You’re Not Alone: Why Video Calls Make You Anxious

Living With Video Call Anxiety Through the Lens of Self-Perception
Woman on Zoom call leaning over laptop, eyes focused and thoughtful, experiencing quiet digital anxiety during a video meeting.
Photo by Nina Hill

The Mirror on the Screen

It has been a year into the pandemic and while many people talk about Zoom fatigue like it is a shared joke, there are others like me who feel something sharper beneath the surface. When the camera switches on, there is not just a meeting. There is a mirror. My face in real time. Every angle. Every movement. My attention splits between participating and watching myself participate, a loop that feeds quiet self-criticism and video call anxiety.
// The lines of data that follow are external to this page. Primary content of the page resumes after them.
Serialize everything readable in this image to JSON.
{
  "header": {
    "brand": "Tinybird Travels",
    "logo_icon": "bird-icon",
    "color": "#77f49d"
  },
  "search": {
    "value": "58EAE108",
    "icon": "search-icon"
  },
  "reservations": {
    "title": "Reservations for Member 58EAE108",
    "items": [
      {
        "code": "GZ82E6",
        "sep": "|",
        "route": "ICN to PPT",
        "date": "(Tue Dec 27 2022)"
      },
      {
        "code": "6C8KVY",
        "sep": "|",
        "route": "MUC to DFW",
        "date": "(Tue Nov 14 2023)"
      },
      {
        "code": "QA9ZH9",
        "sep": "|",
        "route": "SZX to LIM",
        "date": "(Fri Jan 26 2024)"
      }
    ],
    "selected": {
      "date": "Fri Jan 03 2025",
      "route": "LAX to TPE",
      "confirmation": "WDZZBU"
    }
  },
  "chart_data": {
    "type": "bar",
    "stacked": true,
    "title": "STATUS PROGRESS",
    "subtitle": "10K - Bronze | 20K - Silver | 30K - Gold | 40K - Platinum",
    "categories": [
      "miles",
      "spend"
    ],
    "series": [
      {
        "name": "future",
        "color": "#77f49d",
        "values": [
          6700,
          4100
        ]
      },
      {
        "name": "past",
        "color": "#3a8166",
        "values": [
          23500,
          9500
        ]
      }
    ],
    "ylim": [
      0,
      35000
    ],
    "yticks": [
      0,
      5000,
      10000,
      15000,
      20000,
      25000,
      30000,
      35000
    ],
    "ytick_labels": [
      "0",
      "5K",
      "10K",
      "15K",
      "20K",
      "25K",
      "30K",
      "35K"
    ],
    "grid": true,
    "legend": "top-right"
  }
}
In meetings I catch myself critiquing more than listening, noticing details no one else likely sees. A strand of hair. The curve of my mouth. A shadow beneath my eyes. Coworkers look composed and effortless. I wonder if I appear the same, or if I am simply the only one who notices.

When Gallery View Feels Like Being Watched

There is something unsettling about being seen and watching myself simultaneously. The gallery fills with faces and suddenly it feels like a room of mirrors. I speak while monitoring my expression, unsure whether silence means uncertainty or nothing at all. A moment stretches longer than it should. Doubt fills the gap.

Even when alone, I still feel watched.

“Video calls are strange mirrors. We hear ourselves speak, but we also watch ourselves exist.”

Small Changes That Make Space to Breathe

I minimize self-view. Some days I use audio only. I schedule breaks so I remember I am more than posture and pixels. I shift attention away from how I look and toward the words being spoken.

Grace arrives slowly. Anxiety does not disappear, but it softens. I speak without rehearsing. I show up without shrinking. I exist without constantly watching myself exist.

Learning to Be Seen Without Flinching

Video calls reflect versions of ourselves we do not always recognize. They hold us still long enough to study our face, our pauses, our discomfort. But we are not alone in this feeling. Many of us are still learning how to look at ourselves without bracing for impact, to be seen without shrinking.

Some of us are still learning not to flinch when we meet our own gaze.